Martin Johnson Heade (Lumberville, Pennsylvania, 1819 - 1904, Saint Augustine, Florida)

Title

Newburyport Marshes: Passing Storm

Creation Date

ca. 1865-1870

Century

19th century

Dimensions

15 1/8 in. x 30 1/4 in. (38.42 cm x 76.84 cm)

Object Type

painting

Creation Place

North America, United States, Massachusetts

Medium and Support

oil on canvas

Credit Line

Museum Purchase, with the aid of the Sylvia E. Ross Fund

Copyright

Public Domain

Accession Number

1964.45

Martin Johnson Heade’s views of the salt marshes near Newburyport, Massachusetts, are among his finest works.
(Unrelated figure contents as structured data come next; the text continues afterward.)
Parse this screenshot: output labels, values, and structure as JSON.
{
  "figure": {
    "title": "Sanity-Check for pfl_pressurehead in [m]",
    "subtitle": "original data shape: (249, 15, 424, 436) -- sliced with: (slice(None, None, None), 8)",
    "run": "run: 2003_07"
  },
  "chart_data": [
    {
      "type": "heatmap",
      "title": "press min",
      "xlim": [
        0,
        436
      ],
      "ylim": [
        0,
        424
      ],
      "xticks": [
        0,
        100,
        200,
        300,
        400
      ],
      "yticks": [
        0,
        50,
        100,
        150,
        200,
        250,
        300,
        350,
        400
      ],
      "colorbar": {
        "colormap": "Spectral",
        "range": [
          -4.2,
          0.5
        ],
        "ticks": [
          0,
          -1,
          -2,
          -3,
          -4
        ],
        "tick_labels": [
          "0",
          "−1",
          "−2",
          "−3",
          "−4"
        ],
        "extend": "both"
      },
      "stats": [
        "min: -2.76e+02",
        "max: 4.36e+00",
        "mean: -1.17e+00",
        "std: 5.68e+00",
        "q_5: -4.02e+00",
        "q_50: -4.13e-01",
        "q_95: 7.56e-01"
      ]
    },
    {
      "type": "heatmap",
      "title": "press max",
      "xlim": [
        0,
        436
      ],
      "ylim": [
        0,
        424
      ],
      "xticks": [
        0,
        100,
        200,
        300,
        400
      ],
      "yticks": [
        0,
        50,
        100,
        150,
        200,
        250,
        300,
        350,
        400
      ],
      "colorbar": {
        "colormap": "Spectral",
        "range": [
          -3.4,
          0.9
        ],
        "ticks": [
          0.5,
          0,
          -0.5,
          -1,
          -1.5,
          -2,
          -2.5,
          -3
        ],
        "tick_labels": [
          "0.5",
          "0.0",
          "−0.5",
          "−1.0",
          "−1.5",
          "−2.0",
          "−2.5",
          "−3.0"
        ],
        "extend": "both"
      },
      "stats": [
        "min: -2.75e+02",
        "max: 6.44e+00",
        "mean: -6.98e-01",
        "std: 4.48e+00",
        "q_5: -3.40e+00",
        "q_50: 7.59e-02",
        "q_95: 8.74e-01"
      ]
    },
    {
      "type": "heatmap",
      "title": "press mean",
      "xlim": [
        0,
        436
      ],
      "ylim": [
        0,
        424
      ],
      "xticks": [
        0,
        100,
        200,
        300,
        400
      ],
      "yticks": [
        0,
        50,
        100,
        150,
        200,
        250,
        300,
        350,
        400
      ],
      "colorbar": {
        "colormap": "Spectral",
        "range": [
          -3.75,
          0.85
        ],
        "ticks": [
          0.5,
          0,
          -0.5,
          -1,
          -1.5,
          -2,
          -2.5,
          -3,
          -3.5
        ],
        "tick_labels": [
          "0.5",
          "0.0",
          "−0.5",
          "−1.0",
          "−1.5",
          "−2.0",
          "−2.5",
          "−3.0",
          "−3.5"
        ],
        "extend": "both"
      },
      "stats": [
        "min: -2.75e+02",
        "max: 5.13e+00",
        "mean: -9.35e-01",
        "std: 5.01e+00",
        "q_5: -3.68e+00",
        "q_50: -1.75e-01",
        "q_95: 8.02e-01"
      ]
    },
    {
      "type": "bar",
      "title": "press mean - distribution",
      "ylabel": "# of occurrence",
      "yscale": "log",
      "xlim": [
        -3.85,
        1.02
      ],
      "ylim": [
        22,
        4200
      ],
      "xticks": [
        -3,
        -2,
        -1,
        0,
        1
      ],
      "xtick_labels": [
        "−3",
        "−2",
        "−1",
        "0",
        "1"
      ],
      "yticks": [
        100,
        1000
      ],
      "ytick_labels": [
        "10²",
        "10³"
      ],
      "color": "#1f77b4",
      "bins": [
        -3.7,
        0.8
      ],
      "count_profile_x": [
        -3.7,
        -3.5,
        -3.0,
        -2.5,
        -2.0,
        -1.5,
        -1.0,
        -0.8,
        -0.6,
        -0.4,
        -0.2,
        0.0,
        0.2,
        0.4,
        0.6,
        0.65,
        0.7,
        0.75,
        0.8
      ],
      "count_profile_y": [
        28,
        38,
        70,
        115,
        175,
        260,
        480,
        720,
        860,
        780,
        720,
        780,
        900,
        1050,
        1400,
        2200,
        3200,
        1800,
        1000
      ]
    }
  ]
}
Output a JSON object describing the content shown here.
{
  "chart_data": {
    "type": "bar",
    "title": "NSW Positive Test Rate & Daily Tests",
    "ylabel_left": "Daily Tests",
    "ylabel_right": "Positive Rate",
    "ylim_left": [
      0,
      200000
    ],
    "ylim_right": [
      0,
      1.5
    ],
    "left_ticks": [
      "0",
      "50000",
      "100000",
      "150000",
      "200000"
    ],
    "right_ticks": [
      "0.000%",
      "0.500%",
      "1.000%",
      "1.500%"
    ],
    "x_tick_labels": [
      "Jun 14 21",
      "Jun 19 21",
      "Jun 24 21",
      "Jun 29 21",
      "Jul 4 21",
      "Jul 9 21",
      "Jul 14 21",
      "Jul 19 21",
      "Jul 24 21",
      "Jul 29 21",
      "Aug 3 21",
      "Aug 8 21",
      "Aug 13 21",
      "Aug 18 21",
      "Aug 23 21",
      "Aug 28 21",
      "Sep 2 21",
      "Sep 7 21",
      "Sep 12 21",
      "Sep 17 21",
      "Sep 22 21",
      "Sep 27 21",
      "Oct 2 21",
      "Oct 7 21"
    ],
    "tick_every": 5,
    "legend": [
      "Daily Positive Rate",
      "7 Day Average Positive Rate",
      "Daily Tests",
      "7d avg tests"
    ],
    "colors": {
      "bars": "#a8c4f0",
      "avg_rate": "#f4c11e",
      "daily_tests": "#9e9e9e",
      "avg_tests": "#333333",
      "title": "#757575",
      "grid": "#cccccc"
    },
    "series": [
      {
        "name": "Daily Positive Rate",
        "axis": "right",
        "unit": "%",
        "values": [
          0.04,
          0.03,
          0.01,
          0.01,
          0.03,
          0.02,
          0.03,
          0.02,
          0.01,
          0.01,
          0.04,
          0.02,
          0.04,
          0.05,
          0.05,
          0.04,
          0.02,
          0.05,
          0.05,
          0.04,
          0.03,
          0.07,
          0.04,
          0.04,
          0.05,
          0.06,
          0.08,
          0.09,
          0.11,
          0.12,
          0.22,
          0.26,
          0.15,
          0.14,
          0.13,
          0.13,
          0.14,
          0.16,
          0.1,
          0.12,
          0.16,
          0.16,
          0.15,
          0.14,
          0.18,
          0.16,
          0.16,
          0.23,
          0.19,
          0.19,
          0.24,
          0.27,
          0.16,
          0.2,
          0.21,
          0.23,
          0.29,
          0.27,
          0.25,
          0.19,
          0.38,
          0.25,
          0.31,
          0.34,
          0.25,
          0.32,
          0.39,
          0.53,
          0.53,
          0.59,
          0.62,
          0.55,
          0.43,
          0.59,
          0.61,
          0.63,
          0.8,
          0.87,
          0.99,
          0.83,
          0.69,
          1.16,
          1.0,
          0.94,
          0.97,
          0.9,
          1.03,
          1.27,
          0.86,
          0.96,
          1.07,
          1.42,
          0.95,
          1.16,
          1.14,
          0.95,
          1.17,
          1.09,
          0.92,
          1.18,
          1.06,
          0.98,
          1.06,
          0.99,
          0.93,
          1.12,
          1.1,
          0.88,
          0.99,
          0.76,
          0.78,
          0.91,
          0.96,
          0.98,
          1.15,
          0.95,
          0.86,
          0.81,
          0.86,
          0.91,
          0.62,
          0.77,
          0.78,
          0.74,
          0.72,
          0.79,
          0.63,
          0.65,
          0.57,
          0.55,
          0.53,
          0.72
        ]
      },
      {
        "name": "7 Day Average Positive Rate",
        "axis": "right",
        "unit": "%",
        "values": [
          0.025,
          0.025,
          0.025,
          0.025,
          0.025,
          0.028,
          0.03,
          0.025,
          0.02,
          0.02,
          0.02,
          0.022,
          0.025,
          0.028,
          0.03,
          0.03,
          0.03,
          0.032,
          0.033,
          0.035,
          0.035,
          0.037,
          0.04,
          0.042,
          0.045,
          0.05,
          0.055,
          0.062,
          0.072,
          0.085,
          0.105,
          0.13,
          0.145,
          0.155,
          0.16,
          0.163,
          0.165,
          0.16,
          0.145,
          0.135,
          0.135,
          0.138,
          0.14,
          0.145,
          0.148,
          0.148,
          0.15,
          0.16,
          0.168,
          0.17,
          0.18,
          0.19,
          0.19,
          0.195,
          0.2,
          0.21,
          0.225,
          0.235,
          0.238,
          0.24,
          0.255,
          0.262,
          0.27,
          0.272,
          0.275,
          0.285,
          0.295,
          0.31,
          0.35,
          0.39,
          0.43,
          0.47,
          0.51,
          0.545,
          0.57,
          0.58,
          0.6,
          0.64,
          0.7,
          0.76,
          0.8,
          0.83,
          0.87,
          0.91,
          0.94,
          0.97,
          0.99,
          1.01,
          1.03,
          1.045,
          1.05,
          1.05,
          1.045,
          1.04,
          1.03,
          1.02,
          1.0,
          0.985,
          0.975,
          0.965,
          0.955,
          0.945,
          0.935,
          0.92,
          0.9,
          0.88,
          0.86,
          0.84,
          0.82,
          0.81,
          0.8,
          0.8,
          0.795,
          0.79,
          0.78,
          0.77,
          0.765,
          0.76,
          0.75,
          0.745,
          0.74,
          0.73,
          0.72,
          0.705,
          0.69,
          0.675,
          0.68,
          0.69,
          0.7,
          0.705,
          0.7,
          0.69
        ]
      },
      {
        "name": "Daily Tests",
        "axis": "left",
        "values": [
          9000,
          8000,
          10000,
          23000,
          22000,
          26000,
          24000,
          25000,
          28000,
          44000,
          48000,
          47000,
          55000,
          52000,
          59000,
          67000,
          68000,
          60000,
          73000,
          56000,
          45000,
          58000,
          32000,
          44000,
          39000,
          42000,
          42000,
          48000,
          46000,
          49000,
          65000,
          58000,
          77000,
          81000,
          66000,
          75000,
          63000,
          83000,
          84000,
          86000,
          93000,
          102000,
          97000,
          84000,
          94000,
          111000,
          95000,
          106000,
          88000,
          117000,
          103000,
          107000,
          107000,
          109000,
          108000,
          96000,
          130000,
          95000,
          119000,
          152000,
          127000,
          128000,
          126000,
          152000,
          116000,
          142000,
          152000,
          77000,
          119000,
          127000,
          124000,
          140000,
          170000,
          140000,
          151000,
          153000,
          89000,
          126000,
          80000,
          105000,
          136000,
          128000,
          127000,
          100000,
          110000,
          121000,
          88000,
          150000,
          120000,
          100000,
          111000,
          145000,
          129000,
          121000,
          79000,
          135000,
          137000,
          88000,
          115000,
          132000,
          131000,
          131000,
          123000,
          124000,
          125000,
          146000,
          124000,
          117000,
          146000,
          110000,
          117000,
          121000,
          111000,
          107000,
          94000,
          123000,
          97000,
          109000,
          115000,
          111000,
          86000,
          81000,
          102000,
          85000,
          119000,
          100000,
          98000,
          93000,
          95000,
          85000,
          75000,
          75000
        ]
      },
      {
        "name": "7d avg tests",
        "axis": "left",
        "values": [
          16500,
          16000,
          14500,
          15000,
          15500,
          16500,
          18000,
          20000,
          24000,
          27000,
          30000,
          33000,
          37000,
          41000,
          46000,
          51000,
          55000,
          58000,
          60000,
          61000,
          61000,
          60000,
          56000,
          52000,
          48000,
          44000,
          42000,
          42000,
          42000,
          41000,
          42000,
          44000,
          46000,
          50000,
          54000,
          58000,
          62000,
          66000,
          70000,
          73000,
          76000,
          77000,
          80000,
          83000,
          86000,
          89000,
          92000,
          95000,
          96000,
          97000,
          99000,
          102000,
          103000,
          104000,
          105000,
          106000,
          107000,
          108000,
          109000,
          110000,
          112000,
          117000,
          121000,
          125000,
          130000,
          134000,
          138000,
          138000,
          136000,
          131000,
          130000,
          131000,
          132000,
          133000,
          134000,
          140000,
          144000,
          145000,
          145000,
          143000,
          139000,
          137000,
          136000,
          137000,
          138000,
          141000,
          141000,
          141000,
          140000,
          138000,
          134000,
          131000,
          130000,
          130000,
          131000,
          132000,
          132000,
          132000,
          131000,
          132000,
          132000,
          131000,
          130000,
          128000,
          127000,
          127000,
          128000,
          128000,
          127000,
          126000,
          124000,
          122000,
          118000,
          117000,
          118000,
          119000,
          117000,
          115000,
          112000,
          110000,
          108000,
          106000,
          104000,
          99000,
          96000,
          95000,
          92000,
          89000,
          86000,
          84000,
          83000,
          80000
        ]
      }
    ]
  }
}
In these paintings, Heade took the same basic elements—haystacks, flat marshland, a glassy river, and open sky—and arranged them in different ways to achieve a series of harmoniously balanced, horizontal compositions. For a nation torn apart by the Civil War, Heade’s salt marsh landscape offered a vision of nature inhabited by an orderly and benevolent deity in which only the passing rain cloud alludes to the nation’s troubles. Heade was less well-known in his day than other Hudson River School painters, yet his work has enjoyed wide critical praise since its rediscovery in the 1940s.